Что сын его избрал благую часть,

Что он грехи отцовские замолит,

Что тяжело идти от света в тьму,

Что, впрочем, он его остаться не неволит:

«Пускай решает сам по сердцу своему!»

А мать молчала. Робкими глазами

Смотрела то на сына, то на храм,

И зарыдала вдруг, припав к его ногам,

И таял белый снег под жгучими слезами.

Кирилл бледнел, бледнел; в душе его опять,

Казалось, перелом какой-то совершался,

Не выдержал и он: обняв отца и мать,

Заплакал горько… но остался.

Так наша жизнь идет: везде борьба, разлад…
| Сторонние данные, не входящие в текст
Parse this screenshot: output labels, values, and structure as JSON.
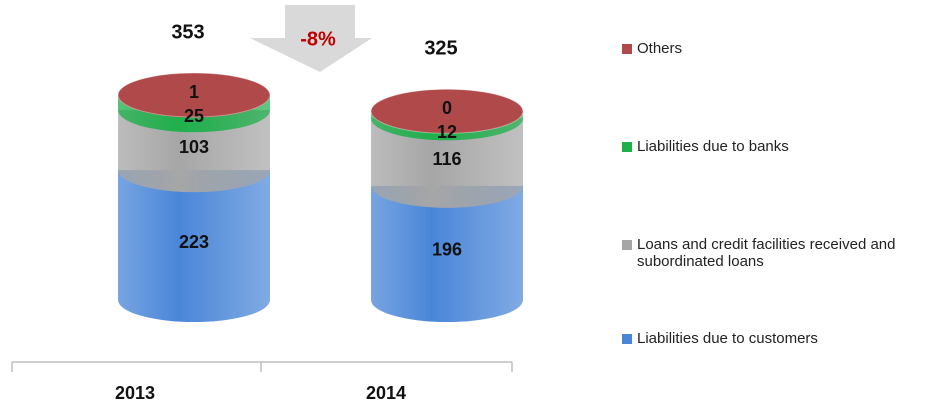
{
  "chart_data": {
    "type": "stacked-cylinder",
    "categories": [
      "2013",
      "2014"
    ],
    "series": [
      {
        "name": "Liabilities due to customers",
        "color": "#4a86d8",
        "values": [
          223,
          196
        ]
      },
      {
        "name": "Loans and credit facilities received and subordinated loans",
        "color": "#a6a6a6",
        "values": [
          103,
          116
        ]
      },
      {
        "name": "Liabilities due to banks",
        "color": "#1fb04c",
        "values": [
          25,
          12
        ]
      },
      {
        "name": "Others",
        "color": "#b04a4a",
        "values": [
          1,
          0
        ]
      }
    ],
    "totals": [
      353,
      325
    ],
    "annotation": "-8%"
  }
}
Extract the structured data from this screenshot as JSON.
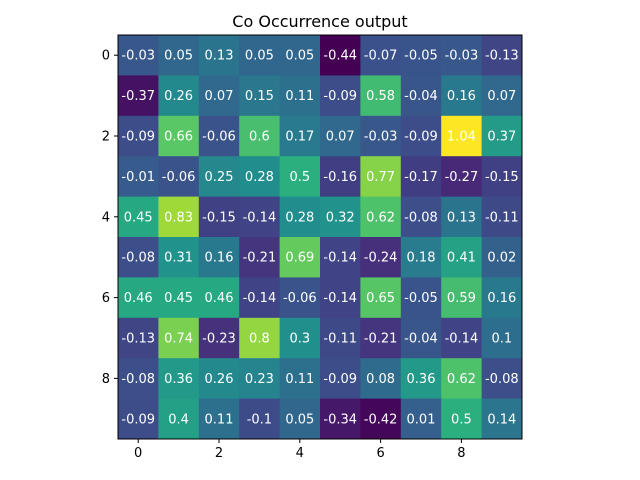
{
  "chart_data": {
    "type": "heatmap",
    "title": "Co Occurrence output",
    "colormap": "viridis",
    "value_range": [
      -0.44,
      1.04
    ],
    "text_color": "#ffffff",
    "x_ticks": [
      0,
      2,
      4,
      6,
      8
    ],
    "y_ticks": [
      0,
      2,
      4,
      6,
      8
    ],
    "x_tick_labels": [
      "0",
      "2",
      "4",
      "6",
      "8"
    ],
    "y_tick_labels": [
      "0",
      "2",
      "4",
      "6",
      "8"
    ],
    "values": [
      [
        -0.03,
        0.05,
        0.13,
        0.05,
        0.05,
        -0.44,
        -0.07,
        -0.05,
        -0.03,
        -0.13
      ],
      [
        -0.37,
        0.26,
        0.07,
        0.15,
        0.11,
        -0.09,
        0.58,
        -0.04,
        0.16,
        0.07
      ],
      [
        -0.09,
        0.66,
        -0.06,
        0.6,
        0.17,
        0.07,
        -0.03,
        -0.09,
        1.04,
        0.37
      ],
      [
        -0.01,
        -0.06,
        0.25,
        0.28,
        0.5,
        -0.16,
        0.77,
        -0.17,
        -0.27,
        -0.15
      ],
      [
        0.45,
        0.83,
        -0.15,
        -0.14,
        0.28,
        0.32,
        0.62,
        -0.08,
        0.13,
        -0.11
      ],
      [
        -0.08,
        0.31,
        0.16,
        -0.21,
        0.69,
        -0.14,
        -0.24,
        0.18,
        0.41,
        0.02
      ],
      [
        0.46,
        0.45,
        0.46,
        -0.14,
        -0.06,
        -0.14,
        0.65,
        -0.05,
        0.59,
        0.16
      ],
      [
        -0.13,
        0.74,
        -0.23,
        0.8,
        0.3,
        -0.11,
        -0.21,
        -0.04,
        -0.14,
        0.1
      ],
      [
        -0.08,
        0.36,
        0.26,
        0.23,
        0.11,
        -0.09,
        0.08,
        0.36,
        0.62,
        -0.08
      ],
      [
        -0.09,
        0.4,
        0.11,
        -0.1,
        0.05,
        -0.34,
        -0.42,
        0.01,
        0.5,
        0.14
      ]
    ]
  }
}
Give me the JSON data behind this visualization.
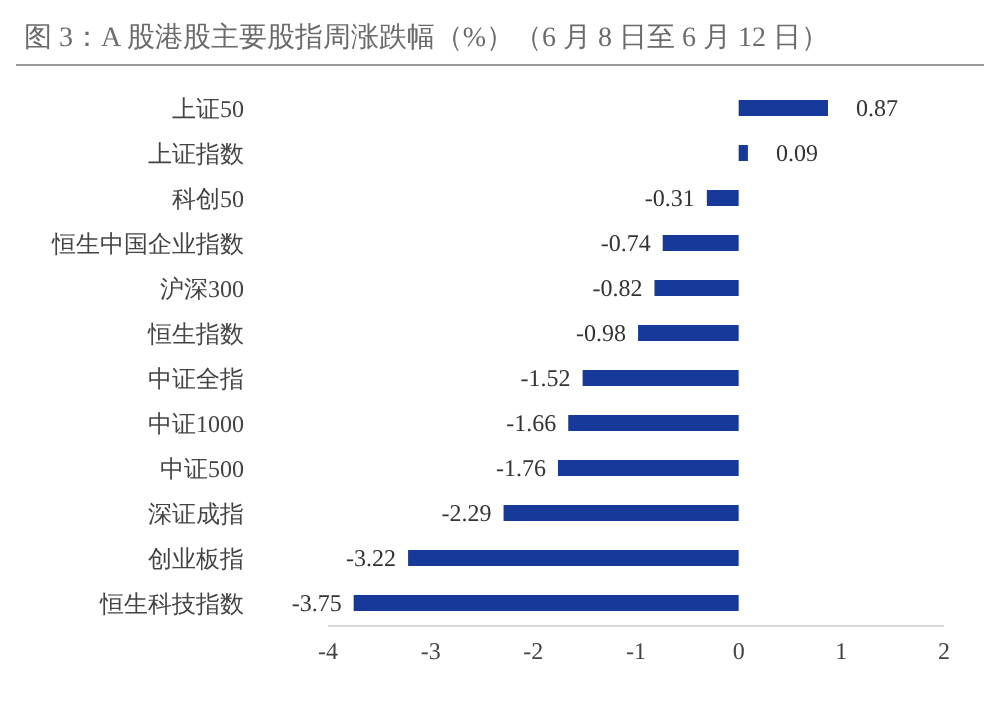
{
  "chart_data": {
    "type": "bar",
    "orientation": "horizontal",
    "title": "图 3：A 股港股主要股指周涨跌幅（%）（6 月 8 日至 6 月 12 日）",
    "categories": [
      "上证50",
      "上证指数",
      "科创50",
      "恒生中国企业指数",
      "沪深300",
      "恒生指数",
      "中证全指",
      "中证1000",
      "中证500",
      "深证成指",
      "创业板指",
      "恒生科技指数"
    ],
    "values": [
      0.87,
      0.09,
      -0.31,
      -0.74,
      -0.82,
      -0.98,
      -1.52,
      -1.66,
      -1.76,
      -2.29,
      -3.22,
      -3.75
    ],
    "color": "#17399a",
    "xlim": [
      -4,
      2
    ],
    "xticks": [
      -4,
      -3,
      -2,
      -1,
      0,
      1,
      2
    ],
    "data_labels": true,
    "grid": false,
    "legend": false
  }
}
Кого ж ты осудил, о правосудный Боже?

И правы старики, и сын не виноват,

И долгу своему игумен верен тоже…

Как разрешить вопрос? Что радость для одних,

Другим – причина для страданья…

Решать я не могу задач таких…

Но только матери рыданья

Сильней всего звучат в ушах моих!

2 февраля

Второе февраля… О, вечер роковой,

В который все ушло: моя свобода,

И гордость сердца, и покой…

Бог знает почему – тому назад три года –

Забрел я к ней. Она была больна,

Но приняла меня. До этих пор мы в свете

Встречались часто с ней, и встречи эти

Меня порой лишали сна

И жгли тревогою минутной,

Как бы предчувствием далеким… но пока

В душе то чувство жило смутно,

Как подо льдом живет бурливая река.

Она была больна, ее лицо горело,

И в лихорадочном огне

С такой решимостью, с такой отвагой смелой

Глубокий взор ее скользил по мне!

От белой лампы свет ложился так приветно;

Часы летели. Мы вдвоем,

Шутя, смеясь, болтали обо всем,

И тихий вечер канул незаметно.

А в сердце, как девятый вал,

Могучей страсти пыл и рос и поднимался,

Все поняла она, но я не понимал…

Не помню, как я с ней расстался,

Как вышел я в тумане на крыльцо…

Когда ж немая ночь пахнула мне в лицо,

Я понял, что меня влечет неудержимо

К ее ногам… и в сладком забытьи

Вернулся я домой… о, мимо, мимо,

Воспоминания мои!

7 февраля

Зачем былого пыл тревожный

Ворвался вихрем в жизнь мою

И разбудил неосторожно

В груди дремавшую змею?

Она опять вонзила в сердце жало,

По старым ранам вьется и ползет,

И мучит, мучит, как бывало,

И мне молиться не дает.

А завтра пост. Дрожа от страха,

Впервые исповедь монаха

Я должен Богу принести…

Пошли же, Господи, мне силу на пути,

Дай мне источник слез и чистые восторги,

Вручи мне крепкое копье,

Которым, как Святой Георгий,

Я б раздавил прошедшее мое!

9 февраля

(Из Великого Канона)

Помощник, Покровитель мой!

Явился Он ко мне, и я от мук избавлен,

Он Бог мой, словно Он прославлен,

И вознесу Его я скорбною душой.

С чего начну свои оплакивать деянья,

Какое положу начало для рыданья

О грешном, пройденном пути?

Но, Милосердый, Ты меня прости!

Душа несчастная! Как Ева,

Полна ты страха и стыда…

Зачем, зачем, коснувшись древа,

Вкусила ты безумного плода?

Адам достойно изгнан был из рая

За то, что заповедь одну не сохранил:

А я какую кару заслужил,

Твои веленья вечно нарушая?

От юности моей погрязнул я в страстях,

Богатство растерял, как жалкий расточитель,

Но не отринь меня, поверженного в прах,

Хоть при конце спаси меня, Спаситель!

Весь язвами и ранами покрыт,

Страдаю я невыносимо;

Увидевши меня, прошел священник мимо

И отвернулся, набожный левит…

Но Ты, извлекший мир из тьмы могильной,

О, сжалься надо мной! – мой близится конец…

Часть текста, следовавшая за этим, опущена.